Por Marcelo Teixeira

SÃO PAULO (Reuters) - Exportadores e traders operando no mercado brasileiro de café estão reportando entregas abaixo do esperado de grãos de alta qualidade à medida que a colheita se aproxima do fim, apontando fatores como clima adverso, a infestação por broca e vendas mais lentas de produtores.

O mercado global de café já estava esperando volumes menores do Brasil nesta safra, uma vez que o país está em um ano de bienalidade negativa de produção, mas a colheita deverá ser ainda menor do que a estimada inicialmente, especialmente de grãos de alta qualidade para exportação.

    Caso a perspectiva negativa se confirme ao passo que a colheita se aproxima de sua conclusão ainda em agosto, compradores tradicionais de grãos de café brasileiros de alta qualidade poderão ter que buscar o produto em outro lugar.

    Um operador do Estado de Minas Gerais que trabalha para um das cinco maiores tradings disse que as entregas de grãos de alta qualidade estão atualmente cerca de 30 por cento abaixo do período similar do ano passado.

    Para comparação, a Companhia Nacional de Abastecimento (Conab) está estimando uma safra total (incluindo café de menor qualidade e o tipo robusta) 11 por cento menor, para 45,5 milhões neste ano, ante 51,3 milhões de sacas no ano passado.

    "Os grãos estão menores e muitos lotes estão sendo rejeitados por compradores devido ao dano da broca além do limite de 5 por cento", disse o operador.

    Um operador de café em uma comercializadora internacional de commodities disse à Reuters que alguns exportadores estão demonstrando surpresa com o ritmo lento da chegada de grãos de alta qualidade ao mercado.

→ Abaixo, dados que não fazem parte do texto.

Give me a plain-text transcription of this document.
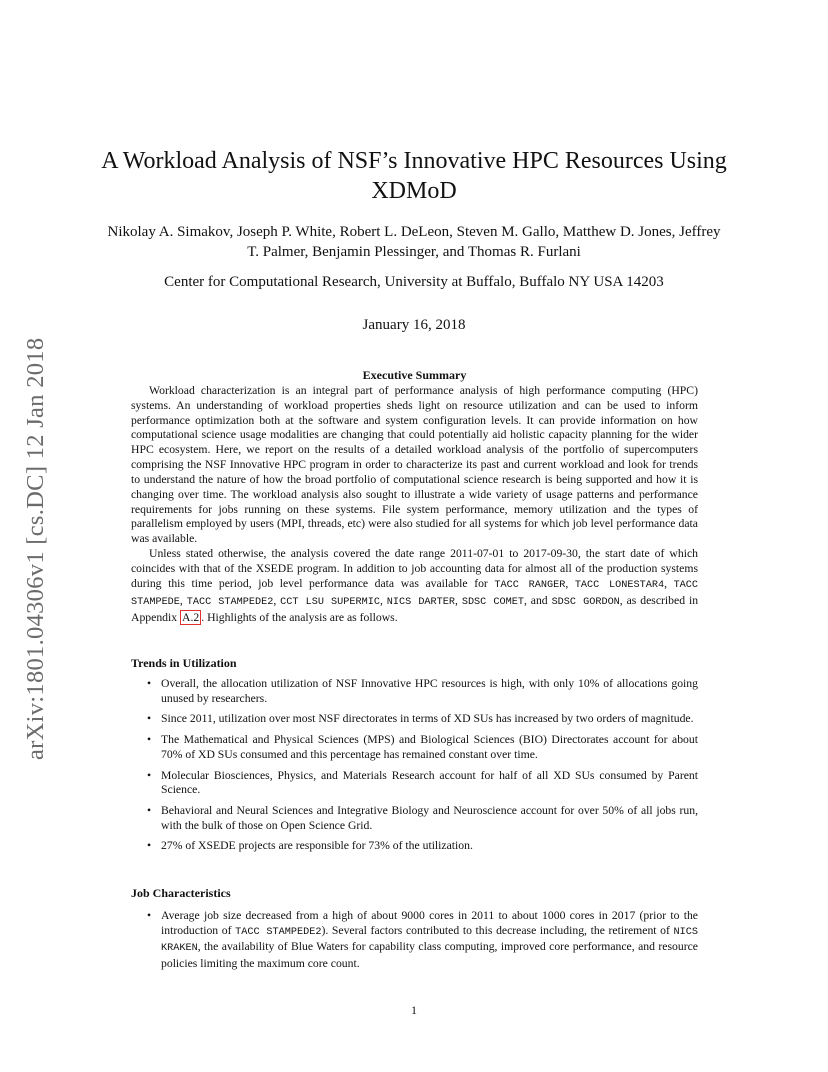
arXiv:1801.04306v1 [cs.DC] 12 Jan 2018
A Workload Analysis of NSF’s Innovative HPC Resources Using XDMoD
Nikolay A. Simakov, Joseph P. White, Robert L. DeLeon, Steven M. Gallo, Matthew D. Jones, Jeffrey T. Palmer, Benjamin Plessinger, and Thomas R. Furlani
Center for Computational Research, University at Buffalo, Buffalo NY USA 14203
January 16, 2018
Executive Summary

Workload characterization is an integral part of performance analysis of high performance computing (HPC) systems. An understanding of workload properties sheds light on resource utilization and can be used to inform performance optimization both at the software and system configuration levels. It can provide information on how computational science usage modalities are changing that could potentially aid holistic capacity planning for the wider HPC ecosystem. Here, we report on the results of a detailed workload analysis of the portfolio of supercomputers comprising the NSF Innovative HPC program in order to characterize its past and current workload and look for trends to understand the nature of how the broad portfolio of computational science research is being supported and how it is changing over time. The workload analysis also sought to illustrate a wide variety of usage patterns and performance requirements for jobs running on these systems. File system performance, memory utilization and the types of parallelism employed by users (MPI, threads, etc) were also studied for all systems for which job level performance data was available.

Unless stated otherwise, the analysis covered the date range 2011-07-01 to 2017-09-30, the start date of which coincides with that of the XSEDE program. In addition to job accounting data for almost all of the production systems during this time period, job level performance data was available for TACC RANGER, TACC LONESTAR4, TACC STAMPEDE, TACC STAMPEDE2, CCT LSU SUPERMIC, NICS DARTER, SDSC COMET, and SDSC GORDON, as described in Appendix A.2 . Highlights of the analysis are as follows.

Trends in Utilization
• Overall, the allocation utilization of NSF Innovative HPC resources is high, with only 10% of allocations going unused by researchers.
• Since 2011, utilization over most NSF directorates in terms of XD SUs has increased by two orders of magnitude.
• The Mathematical and Physical Sciences (MPS) and Biological Sciences (BIO) Directorates account for about 70% of XD SUs consumed and this percentage has remained constant over time.
• Molecular Biosciences, Physics, and Materials Research account for half of all XD SUs consumed by Parent Science.
• Behavioral and Neural Sciences and Integrative Biology and Neuroscience account for over 50% of all jobs run, with the bulk of those on Open Science Grid.
• 27% of XSEDE projects are responsible for 73% of the utilization.
Job Characteristics
• Average job size decreased from a high of about 9000 cores in 2011 to about 1000 cores in 2017 (prior to the introduction of TACC STAMPEDE2). Several factors contributed to this decrease including, the retirement of NICS KRAKEN, the availability of Blue Waters for capability class computing, improved core performance, and resource policies limiting the maximum core count.
1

    "Do meu ponto de vista, o problema real é a infestação de broca. Mas produtores também estão ajudando a reduzir as entregas ao acumular café na esperança de preços melhores", disse ele.

    A Reuters reportou na semana passada que a atual infestação de broca é uma das maiores que se tem notícia.

    O primeiro operador disse que os lotes chegando à exportadora mostraram em muitos casos níveis de danos por broca de 7 por cento ou mais.

    Casos extremos mostravam danos de até 15 por cento.

    "Estamos seguindo o limite de 5 por cento (nas compras). Mas alguns compradores estão negociando descontos para receber café com danos superiores", disse ele.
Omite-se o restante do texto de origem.